Special Reports
Brookside bagpiper spreading ‘a little grace in these times’ of coronavirus lockdown
A bagpiper was practicing at his Brookside home recently when he got a knock on the door. It was the police, and someone had complained.
Fellow Brookside bagpiper John Tootle heard about the complaint, and it didn’t sit well. Tootle got on Nextdoor, a neighborhood social media platform, and posted a question: “So who wants to hear bagpipes during the early evening occasionally?”
He figured he would get a couple of responses and maybe a few smiles while playing on the corner during the COVID-19 stay-at-home order.
Since the post on March 22, Tootle has received hundreds of replies ... and they’re still coming: “57th & Cherry please!” “73rd & Main would be fantastic!” “68th Terrace & Oak please” “Try to catch 58th and Charlotte on this run.” “We are at 59 and Brookside Blvd.” “We could all use a cup of good cheer!” ‘I would love it!” “Everyday! Sunnyside Park?”
And some even offered up commentary on the police call that started it all: “The crotchety old fools who called the police need ear plugs.” “Aye ... Let the pipes be calling!! Not to battle .... but to assist and support one another in the battle ahead!!”
Tootle, 60, a retired firefighter and paramedic who is studying to be a nurse, took up the bagpipes when he was 26. He did it for his father, who “loved the pipes and instilled that in me.”
Now he is bringing all those years of playing to this moment, when residents are looking for entertainment options while sheltering at home.
“The response has been overwhelming, and the response when I play has been overwhelming,” Tootle said. “I wanted to do it because of the times. We all need a lift.”
As a side job, Tootle has played more than 2,500 funerals, 250 weddings, birthday parties and in bars on St. Patrick’s Day. He did a 48-day bicycle trip from Seattle to Washington, D.C. — playing in the woods on the way with a final stop at the Washington Monument
This week he played outside the house of a hospice patient who had hours to live. The family opened the window, and the patient opened his eyes and gave a thumbs up.
On Wednesday, he played at a burial, then a 93rd birthday party in the Northland, then three Waldo and Brookside neighborhoods, then in the yard of a family who lost their young son a year ago.

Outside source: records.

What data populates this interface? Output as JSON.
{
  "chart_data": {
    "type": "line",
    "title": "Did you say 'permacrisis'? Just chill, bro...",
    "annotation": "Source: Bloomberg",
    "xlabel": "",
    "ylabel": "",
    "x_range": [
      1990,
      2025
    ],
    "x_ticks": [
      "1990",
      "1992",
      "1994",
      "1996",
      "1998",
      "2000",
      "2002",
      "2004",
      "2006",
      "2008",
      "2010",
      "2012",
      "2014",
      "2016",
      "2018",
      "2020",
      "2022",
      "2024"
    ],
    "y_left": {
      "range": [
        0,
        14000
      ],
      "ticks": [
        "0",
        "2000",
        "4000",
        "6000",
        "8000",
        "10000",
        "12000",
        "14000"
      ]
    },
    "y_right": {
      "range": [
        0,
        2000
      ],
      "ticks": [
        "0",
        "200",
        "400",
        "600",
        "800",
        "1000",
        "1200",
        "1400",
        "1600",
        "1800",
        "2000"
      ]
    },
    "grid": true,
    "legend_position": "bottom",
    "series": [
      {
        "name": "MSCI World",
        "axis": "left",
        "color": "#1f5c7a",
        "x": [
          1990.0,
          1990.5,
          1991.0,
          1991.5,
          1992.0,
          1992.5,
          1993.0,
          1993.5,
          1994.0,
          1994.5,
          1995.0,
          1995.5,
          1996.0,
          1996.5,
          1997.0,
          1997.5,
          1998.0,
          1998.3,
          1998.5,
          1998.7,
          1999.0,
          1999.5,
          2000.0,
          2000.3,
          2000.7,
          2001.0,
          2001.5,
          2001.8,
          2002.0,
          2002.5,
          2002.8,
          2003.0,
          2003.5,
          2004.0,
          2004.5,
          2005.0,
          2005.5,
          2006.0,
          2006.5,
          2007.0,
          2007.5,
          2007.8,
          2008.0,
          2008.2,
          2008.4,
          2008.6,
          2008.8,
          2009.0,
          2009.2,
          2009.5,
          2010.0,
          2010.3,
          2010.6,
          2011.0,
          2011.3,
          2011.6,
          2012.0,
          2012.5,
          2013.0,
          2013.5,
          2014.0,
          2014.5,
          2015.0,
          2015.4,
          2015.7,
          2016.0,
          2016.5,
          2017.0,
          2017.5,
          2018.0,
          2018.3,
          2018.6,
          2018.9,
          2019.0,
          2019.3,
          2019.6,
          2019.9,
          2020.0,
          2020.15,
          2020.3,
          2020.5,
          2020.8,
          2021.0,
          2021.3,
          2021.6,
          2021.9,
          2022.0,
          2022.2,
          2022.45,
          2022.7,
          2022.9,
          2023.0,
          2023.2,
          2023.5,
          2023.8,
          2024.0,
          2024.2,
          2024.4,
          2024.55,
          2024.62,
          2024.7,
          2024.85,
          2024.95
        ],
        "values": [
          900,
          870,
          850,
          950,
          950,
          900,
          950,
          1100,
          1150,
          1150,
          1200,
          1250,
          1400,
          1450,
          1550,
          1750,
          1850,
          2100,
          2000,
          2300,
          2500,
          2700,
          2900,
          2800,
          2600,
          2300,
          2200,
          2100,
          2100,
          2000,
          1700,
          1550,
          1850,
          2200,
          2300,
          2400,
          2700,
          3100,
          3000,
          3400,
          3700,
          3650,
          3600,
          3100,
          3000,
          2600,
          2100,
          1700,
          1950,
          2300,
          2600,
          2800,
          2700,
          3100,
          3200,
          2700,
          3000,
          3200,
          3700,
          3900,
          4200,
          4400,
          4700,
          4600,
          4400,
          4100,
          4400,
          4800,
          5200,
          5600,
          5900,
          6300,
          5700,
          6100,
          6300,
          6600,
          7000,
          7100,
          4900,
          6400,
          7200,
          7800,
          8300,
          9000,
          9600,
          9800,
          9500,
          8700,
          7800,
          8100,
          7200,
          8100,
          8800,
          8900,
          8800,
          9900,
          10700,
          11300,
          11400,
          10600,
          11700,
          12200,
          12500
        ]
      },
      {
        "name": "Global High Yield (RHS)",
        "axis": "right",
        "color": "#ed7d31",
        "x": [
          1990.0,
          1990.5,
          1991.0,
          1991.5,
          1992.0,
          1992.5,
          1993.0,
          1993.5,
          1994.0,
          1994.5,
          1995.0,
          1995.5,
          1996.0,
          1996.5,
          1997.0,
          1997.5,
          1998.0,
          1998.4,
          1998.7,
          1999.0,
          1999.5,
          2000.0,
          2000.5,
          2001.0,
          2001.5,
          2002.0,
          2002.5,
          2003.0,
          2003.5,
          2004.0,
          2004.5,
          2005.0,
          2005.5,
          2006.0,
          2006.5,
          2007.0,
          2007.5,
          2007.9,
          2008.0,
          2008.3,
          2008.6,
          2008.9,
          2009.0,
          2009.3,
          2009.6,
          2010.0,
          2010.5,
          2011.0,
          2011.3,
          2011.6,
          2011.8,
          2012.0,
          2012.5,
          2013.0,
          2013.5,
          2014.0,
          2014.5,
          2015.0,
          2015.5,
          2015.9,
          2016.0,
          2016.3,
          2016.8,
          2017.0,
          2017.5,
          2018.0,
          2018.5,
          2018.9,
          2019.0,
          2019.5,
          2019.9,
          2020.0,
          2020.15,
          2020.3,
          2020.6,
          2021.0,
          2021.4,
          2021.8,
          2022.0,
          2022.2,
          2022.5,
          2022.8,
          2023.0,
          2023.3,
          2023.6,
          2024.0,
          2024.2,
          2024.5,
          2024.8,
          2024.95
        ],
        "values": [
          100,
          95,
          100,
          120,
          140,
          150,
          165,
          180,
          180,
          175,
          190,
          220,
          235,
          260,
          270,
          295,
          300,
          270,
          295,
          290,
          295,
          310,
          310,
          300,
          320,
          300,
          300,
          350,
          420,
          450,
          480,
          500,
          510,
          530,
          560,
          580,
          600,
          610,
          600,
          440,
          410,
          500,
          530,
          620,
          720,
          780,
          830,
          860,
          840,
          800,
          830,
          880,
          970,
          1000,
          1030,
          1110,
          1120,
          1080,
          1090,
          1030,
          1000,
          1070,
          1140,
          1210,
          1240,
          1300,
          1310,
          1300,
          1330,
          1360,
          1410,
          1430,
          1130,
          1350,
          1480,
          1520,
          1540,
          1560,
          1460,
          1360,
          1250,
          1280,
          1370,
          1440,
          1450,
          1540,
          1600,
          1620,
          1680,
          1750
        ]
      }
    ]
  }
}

Firemen never retire, Tootle said, so safety is always on his mind. He makes sure listeners are practicing social distancing to prevent the spread of the coronavirus.
He posts his schedule on Nextdoor: “I heard you playing tonight John - so lovely as I was raking.” “That was the highlight of our day.” “Let us know when and we will be there. 6 feet apart!”
Tootle is often in full uniform — kilt, Ghillie Brogues and thick hose, crisp white shirt, tie, black vest.
When he played in the University Academy neighborhood this week, children sat on the trunks of their parents’ cars safely parked in their driveways. Couples out for a stroll stopped and plopped down on the grass, and families at a nearby playground wandered down. Drivers did a double take, then waved or honked.
Tootle stood in the light of the setting sun. The heat had him taking a minute or two longer between songs, time he would fill by telling a tale or two, like when he was playing on a hot day at a Westport bar. Suddenly a cool breeze hit his knees. He was standing over the air conditioning duct.
“I didn’t want to leave. But with a skirt you don’t want too much of a breeze,” he said. With kilts having some weight, he said he wasn’t worried.
His twin sons, 16, had often asked him to practice in the garage or a cemetery, “or they roll their eyes,” he said. They have grown “marginally” more tolerant but show no interest in taking up the instrument. He hopes the seeds are planted.
“A little bagpipe goes a long way,” he said. “It sounds like someone strangling a sick cat.”
Tootle also is a caterer — whipping up appetizers such as grilled shrimp, beef on arugula with gorgonzola cream sauce, sliders and bruschetta with sirloin. He occasionally hauls trash for folks and other odd jobs to help people. So the neighborhood concerts are not something for him to do, they are something for him to share, he said. He closes each set with “Amazing Grace.”
“It is something everyone knows and everyone has comfort hearing,” he said. “Someone said we could all use a little grace in these times.”